Even within the Christian community, there are doubts about the diagnoses popping up thick and fast among congregations. Dr Mark Laaser, who has counselled Christians on sex matters since the
1980s, criticises such ‘pray it away’ groups. ‘The field of addiction is much deeper than opening your Bible,’ he said in a CNN interview. ‘One affair doesn’t
mean you’re a porn addict. Looking at porn occasionally doesn’t make you a porn addict. Those may be poor decisions, but they are not necessarily caused by clinical
addiction.’
39

And yet there are many voices, not just those of the authors of books on addiction, supporting the sex addiction treatment process. They say they’ve been through it, and that the treatment
works. What gives?

Doctors in the eighteenth and nineteenth centuries reported success with their treatment of their unnamed nymphomania patients. And now, certainly many people seem to feel some benefit from
putting a name – sex addiction – to their behaviour and going through some kind of therapy for it.

But just because people claim that something works doesn’t mean it
works in the way they think. Treatment is comforting. I have trouble sleeping from time to time; I
find baths help. Feeling better after a hot bath doesn’t mean the bath ‘cured’ anything in and of itself. I was not suffering from a deficiency of hot water. It seems more likely
the bath is a kind of displacement activity that makes me feel less anxious, so I can go to sleep.

Whether it’s medical intervention or therapy, people seem to improve when they think something is being done. This is powerful and not to be dismissed; we know it as the placebo effect. A
pill that contains no active ingredients can produce a result in some patients, if they simply believe that it will work. Power of positive thinking and all that.
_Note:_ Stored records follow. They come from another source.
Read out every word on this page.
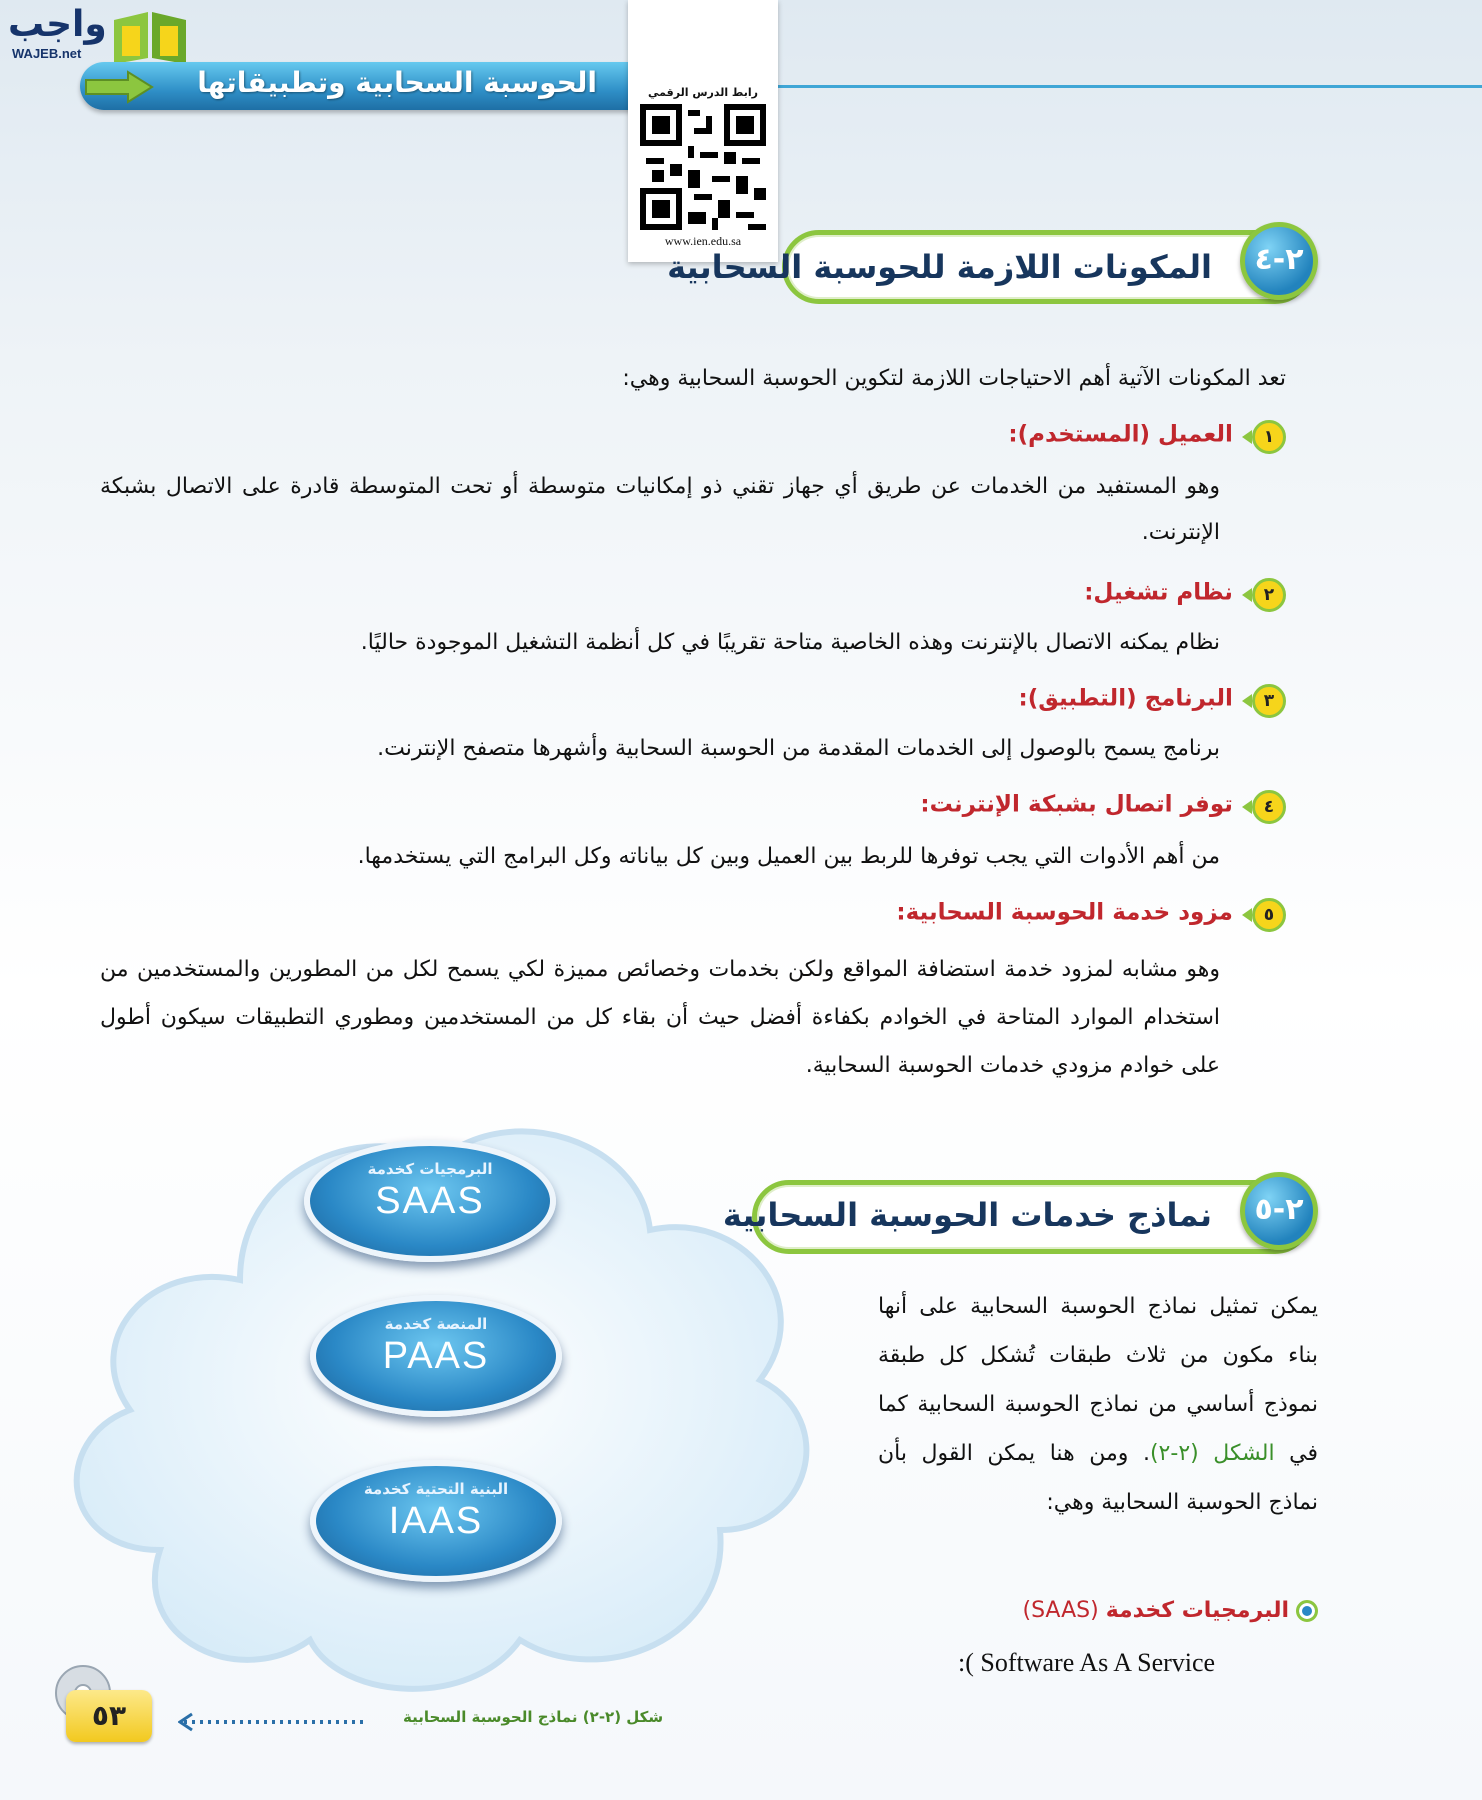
واجب
WAJEB.net
الحوسبة السحابية وتطبيقاتها	رابط الدرس الرقمي
www.ien.edu.sa
المكونات اللازمة للحوسبة السحابية	٢-٤
تعد المكونات الآتية أهم الاحتياجات اللازمة لتكوين الحوسبة السحابية وهي:
١ العميل (المستخدم):
وهو المستفيد من الخدمات عن طريق أي جهاز تقني ذو إمكانيات متوسطة أو تحت المتوسطة قادرة على الاتصال بشبكة الإنترنت.
٢ نظام تشغيل:
نظام يمكنه الاتصال بالإنترنت وهذه الخاصية متاحة تقريبًا في كل أنظمة التشغيل الموجودة حاليًا.
٣ البرنامج (التطبيق):
برنامج يسمح بالوصول إلى الخدمات المقدمة من الحوسبة السحابية وأشهرها متصفح الإنترنت.
٤ توفر اتصال بشبكة الإنترنت:
من أهم الأدوات التي يجب توفرها للربط بين العميل وبين كل بياناته وكل البرامج التي يستخدمها.
٥ مزود خدمة الحوسبة السحابية:
وهو مشابه لمزود خدمة استضافة المواقع ولكن بخدمات وخصائص مميزة لكي يسمح لكل من المطورين والمستخدمين من استخدام الموارد المتاحة في الخوادم بكفاءة أفضل حيث أن بقاء كل من المستخدمين ومطوري التطبيقات سيكون أطول على خوادم مزودي خدمات الحوسبة السحابية.
البرمجيات كخدمة
SAAS
المنصة كخدمة
PAAS
البنية التحتية كخدمة
IAAS
نماذج خدمات الحوسبة السحابية	٢-٥
يمكن تمثيل نماذج الحوسبة السحابية على أنها بناء مكون من ثلاث طبقات تُشكل كل طبقة نموذج أساسي من نماذج الحوسبة السحابية كما في الشكل (٢-٢). ومن هنا يمكن القول بأن نماذج الحوسبة السحابية وهي:
البرمجيات كخدمة (SAAS)
:( Software As A Service
شكل (٢-٢) نماذج الحوسبة السحابية
٥٣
Without doubt, for nineteenth-century middle-class women diagnosed as mild nymphomaniacs, talking to someone about their thoughts and having a cool bath was very reassuring. But that approach
– and the more extreme treatments that could follow – seems to have done little for the cases observed in institutions, where there was probably a severe and underlying disorder at
work.

The National Association of Sexual Addiction Problems says, ‘Most [sex] addicts do not break the law, nor do they satisfy their need by forcing themselves upon others.’ Respected sex
therapist Marty Klein says, ‘It’s important to remind people that feeling out of control is not the same as being out of control.’ Surely if many of the so-called sex addicts were
truly uncontrollable, we’d be reading ‘Tiger Woods convicted of assault’ instead of ‘Tiger Woods, cheater’.
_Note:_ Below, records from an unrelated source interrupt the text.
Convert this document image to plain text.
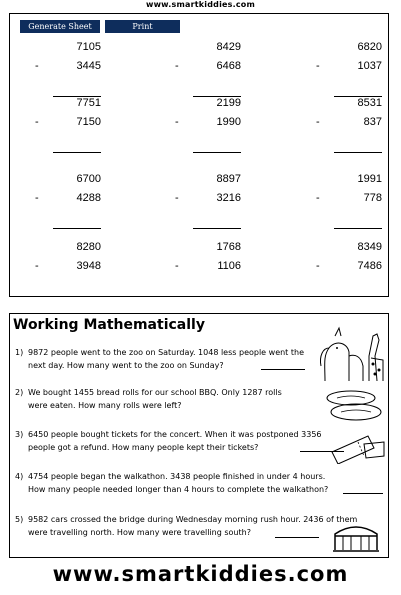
www.smartkiddies.com
Generate Sheet	Print
7105
-	3445
8429
-	6468
6820
-	1037
7751
-	7150
2199
-	1990
8531
-	837
6700
-	4288
8897
-	3216
1991
-	778
8280
-	3948
1768
-	1106
8349
-	7486
Working Mathematically
1) 9872 people went to the zoo on Saturday. 1048 less people went the
next day. How many went to the zoo on Sunday?
2) We bought 1455 bread rolls for our school BBQ. Only 1287 rolls
were eaten. How many rolls were left?
3) 6450 people bought tickets for the concert. When it was postponed 3356
people got a refund. How many people kept their tickets?
4) 4754 people began the walkathon. 3438 people finished in under 4 hours.
How many people needed longer than 4 hours to complete the walkathon?
5) 9582 cars crossed the bridge during Wednesday morning rush hour. 2436 of them
were travelling north. How many were travelling south?
www.smartkiddies.com
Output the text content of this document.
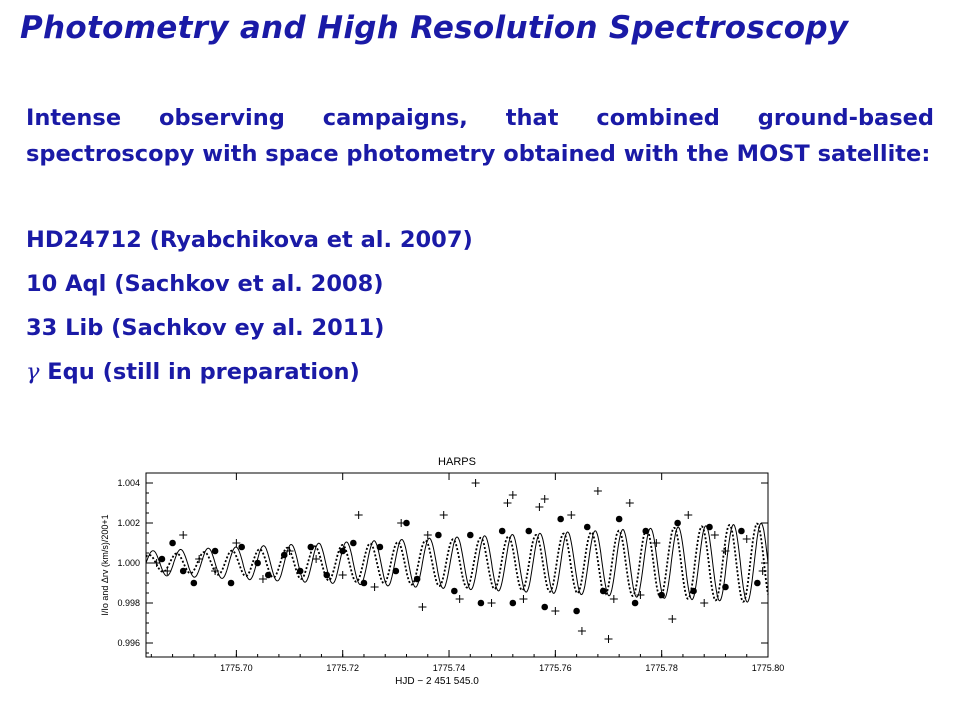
Photometry and High Resolution Spectroscopy
Intense observing campaigns, that combined ground-based spectroscopy with space photometry obtained with the MOST satellite:
HD24712 (Ryabchikova et al. 2007)
10 Aql (Sachkov et al. 2008)
33 Lib (Sachkov ey al. 2011)
γ Equ (still in preparation)
HARPS
0.996
0.998
1.000
1.002
1.004
1775.70	1775.72	1775.74	1775.76	1775.78	1775.80
HJD − 2 451 545.0
I/Io and Δrv (km/s)/200+1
If sex addiction appears not to have a diagnostic basis, then why do things like the DSM-IV designation for hypersexuality exist at all?

Perhaps because unmanageable sexual urges do exist, although far more rarely than in 6 per cent of the population, and rarely in isolation from other disorders. For example, there are people
with mental disorders, and sometimes, other physiological conditions, who express sexual desire far beyond the boundaries of what is considered normal. This is quite different in degree to your
average cheater. Even a very prolific one.

A friend of mine once worked as a nurse in a care home for young people with Prader-Willi syndrome. Prader-Willi is a genetic disorder, caused by a partial deletion of chromosome 15. Features of
the
syndrome include a host of physical characteristics, as well as learning difficulties, speech and sleeping disorders, and most markedly, polyphagia – overeating to
an extreme degree. And extreme doesn’t mean ‘Oops, I finished all the ice cream, tee hee.’ She described how the home could not even have scented soap, as the patients might think
it smelled like food, and eat it. Food cupboards were naturally locked and monitored. The residents literally could not help themselves.